Division of Neurology, Nakadori General Hospital, Akita, JPN.
Cureus. 2024 Aug 5;16(8):e66217. doi: 10.7759/cureus.66217. eCollection 2024 Aug.
Isolated adrenocorticotropic hormone deficiency (IAD) is a rare pituitary disorder that can cause adrenal insufficiency. However, due to its nonspecific symptoms, its diagnosis is often difficult and may be delayed. Patients with IAD require lifelong glucocorticoid (GC) replacement therapy. Contrastingly, GC-induced secondary adrenal insufficiency is a reversible condition that arises when patients receiving GC therapy reduce their GC dosage or discontinue therapy. Differentiating between IAD and GC-induced secondary adrenal insufficiency is clinically crucial. We report a unique case that required differentiation between these two conditions. A 71-year-old Japanese woman presented with symptoms of adrenal insufficiency after discontinuation of GC therapy for eosinophilic esophagitis. We conducted detailed interviews and repeated the endocrinological examinations. We concluded that her symptoms were owing to IAD rather than GC-induced secondary adrenal insufficiency. She began a lifelong hydrocortisone replacement therapy.

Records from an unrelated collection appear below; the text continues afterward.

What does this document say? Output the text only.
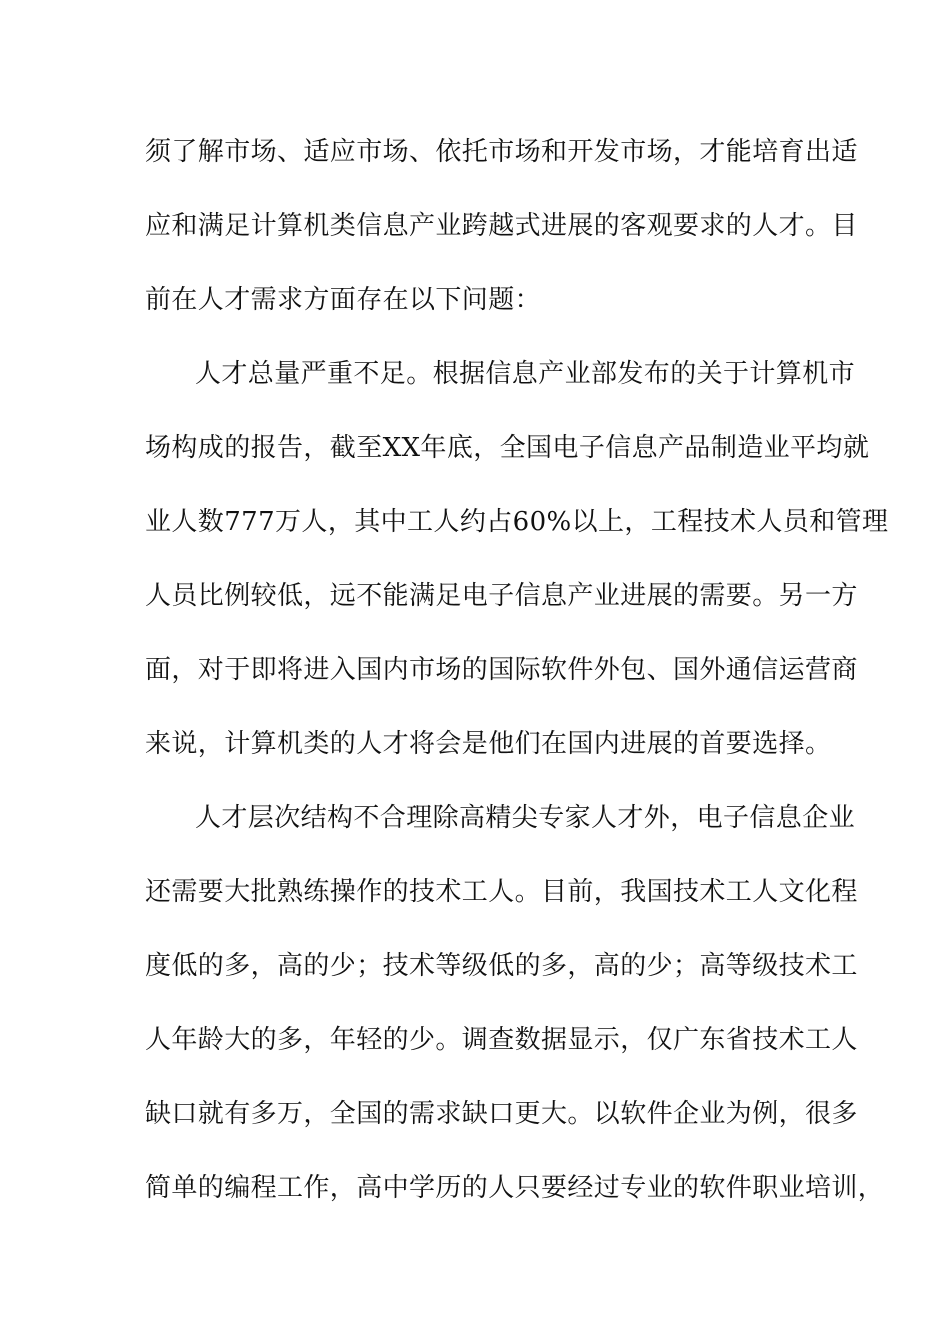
须了解市场、适应市场、依托市场和开发市场，才能培育出适
应和满足计算机类信息产业跨越式进展的客观要求的人才。目
前在人才需求方面存在以下问题：
人才总量严重不足。根据信息产业部发布的关于计算机市
场构成的报告，截至XX年底，全国电子信息产品制造业平均就
业人数777万人，其中工人约占60%以上，工程技术人员和管理
人员比例较低，远不能满足电子信息产业进展的需要。另一方
面，对于即将进入国内市场的国际软件外包、国外通信运营商
来说，计算机类的人才将会是他们在国内进展的首要选择。
人才层次结构不合理除高精尖专家人才外，电子信息企业
还需要大批熟练操作的技术工人。目前，我国技术工人文化程
度低的多，高的少；技术等级低的多，高的少；高等级技术工
人年龄大的多，年轻的少。调查数据显示，仅广东省技术工人
缺口就有多万，全国的需求缺口更大。以软件企业为例，很多
简单的编程工作，高中学历的人只要经过专业的软件职业培训，
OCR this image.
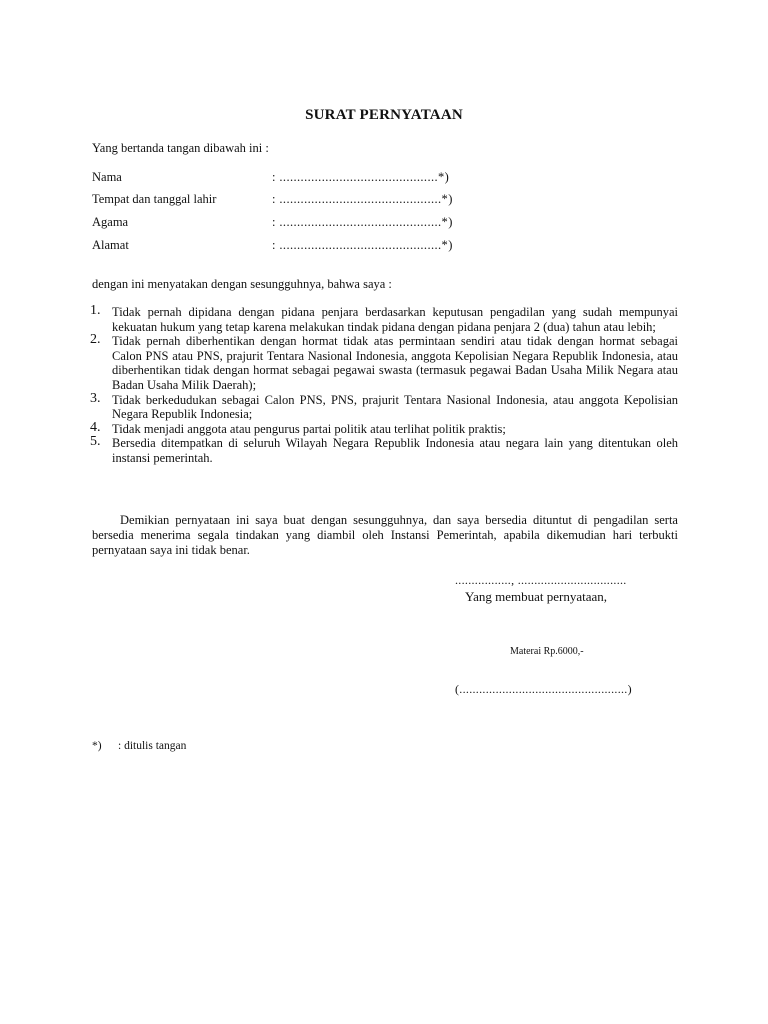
SURAT PERNYATAAN
Yang bertanda tangan dibawah ini :
Nama	: .............................................*)
Tempat dan tanggal lahir	: ..............................................*)
Agama	: ..............................................*)
Alamat	: ..............................................*)
dengan ini menyatakan dengan sesungguhnya, bahwa saya :
1. Tidak pernah dipidana dengan pidana penjara berdasarkan keputusan pengadilan yang sudah mempunyai kekuatan hukum yang tetap karena melakukan tindak pidana dengan pidana penjara 2 (dua) tahun atau lebih;
2. Tidak pernah diberhentikan dengan hormat tidak atas permintaan sendiri atau tidak dengan hormat sebagai Calon PNS atau PNS, prajurit Tentara Nasional Indonesia, anggota Kepolisian Negara Republik Indonesia, atau diberhentikan tidak dengan hormat sebagai pegawai swasta (termasuk pegawai Badan Usaha Milik Negara atau Badan Usaha Milik Daerah);
3. Tidak berkedudukan sebagai Calon PNS, PNS, prajurit Tentara Nasional Indonesia, atau anggota Kepolisian Negara Republik Indonesia;
4. Tidak menjadi anggota atau pengurus partai politik atau terlihat politik praktis;
5. Bersedia ditempatkan di seluruh Wilayah Negara Republik Indonesia atau negara lain yang ditentukan oleh instansi pemerintah.
Demikian pernyataan ini saya buat dengan sesungguhnya, dan saya bersedia dituntut di pengadilan serta bersedia menerima segala tindakan yang diambil oleh Instansi Pemerintah, apabila dikemudian hari terbukti pernyataan saya ini tidak benar.
................., .................................
Yang membuat pernyataan,
Materai Rp.6000,-
(...................................................)
*) : ditulis tangan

This case suggests that when caring for patients undergoing GC therapy, it is important to consider the possibility of coexisting IAD and arrange endocrinological examinations if signs of adrenal insufficiency arise during the gradual reduction of GC treatment.

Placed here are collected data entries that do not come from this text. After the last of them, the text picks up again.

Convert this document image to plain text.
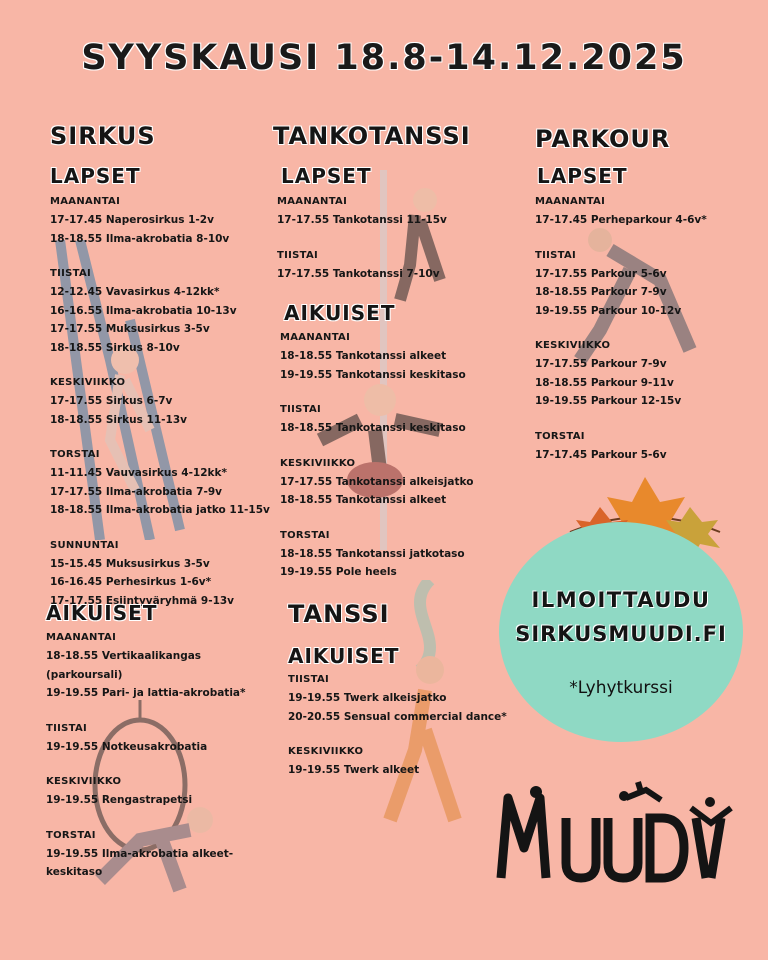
SYYSKAUSI 18.8-14.12.2025
SIRKUS
LAPSET
MAANANTAI
17-17.45 Naperosirkus 1-2v
18-18.55 Ilma-akrobatia 8-10v
TIISTAI
12-12.45 Vavasirkus 4-12kk*
16-16.55 Ilma-akrobatia 10-13v
17-17.55 Muksusirkus 3-5v
18-18.55 Sirkus 8-10v
KESKIVIIKKO
17-17.55 Sirkus 6-7v
18-18.55 Sirkus 11-13v
TORSTAI
11-11.45 Vauvasirkus 4-12kk*
17-17.55 Ilma-akrobatia 7-9v
18-18.55 Ilma-akrobatia jatko 11-15v
SUNNUNTAI
15-15.45 Muksusirkus 3-5v
16-16.45 Perhesirkus 1-6v*
17-17.55 Esiintyväryhmä 9-13v
AIKUISET
MAANANTAI
18-18.55 Vertikaalikangas
(parkoursali)
19-19.55 Pari- ja lattia-akrobatia*
TIISTAI
19-19.55 Notkeusakrobatia
KESKIVIIKKO
19-19.55 Rengastrapetsi
TORSTAI
19-19.55 Ilma-akrobatia alkeet-
keskitaso
TANKOTANSSI
LAPSET
MAANANTAI
17-17.55 Tankotanssi 11-15v
TIISTAI
17-17.55 Tankotanssi 7-10v
AIKUISET
MAANANTAI
18-18.55 Tankotanssi alkeet
19-19.55 Tankotanssi keskitaso
TIISTAI
18-18.55 Tankotanssi keskitaso
KESKIVIIKKO
17-17.55 Tankotanssi alkeisjatko
18-18.55 Tankotanssi alkeet
TORSTAI
18-18.55 Tankotanssi jatkotaso
19-19.55 Pole heels
TANSSI
AIKUISET
TIISTAI
19-19.55 Twerk alkeisjatko
20-20.55 Sensual commercial dance*
KESKIVIIKKO
19-19.55 Twerk alkeet
PARKOUR
LAPSET
MAANANTAI
17-17.45 Perheparkour 4-6v*
TIISTAI
17-17.55 Parkour 5-6v
18-18.55 Parkour 7-9v
19-19.55 Parkour 10-12v
KESKIVIIKKO
17-17.55 Parkour 7-9v
18-18.55 Parkour 9-11v
19-19.55 Parkour 12-15v
TORSTAI
17-17.45 Parkour 5-6v
ILMOITTAUDU
SIRKUSMUUDI.FI
*Lyhytkurssi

孤立性促肾上腺皮质激素缺乏症(IAD)是一种罕见的垂体疾病,可导致肾上腺功能不全。然而,由于其症状不具特异性,其诊断往往困难且可能延迟。IAD患者需要终身糖皮质激素(GC)替代治疗。相比之下,GC诱导的继发性肾上腺功能不全是一种可逆性疾病,发生在接受GC治疗的患者减少GC剂量或停止治疗时。在临床上区分IAD和GC诱导的继发性肾上腺功能不全至关重要。我们报告了一例需要区分这两种情况的独特病例。一名71岁的日本女性在因嗜酸性食管炎停止GC治疗后出现肾上腺功能不全症状。我们进行了详细的访谈并重复了内分泌检查。我们得出结论,她的症状是由于IAD而非GC诱导的继发性肾上腺功能不全所致。她开始了终身氢化可的松替代治疗。该病例表明,在护理接受GC治疗的患者时,重要的是要考虑并存IAD的可能性,并在GC治疗逐渐减少期间出现肾上腺功能不全迹象时安排内分泌检查。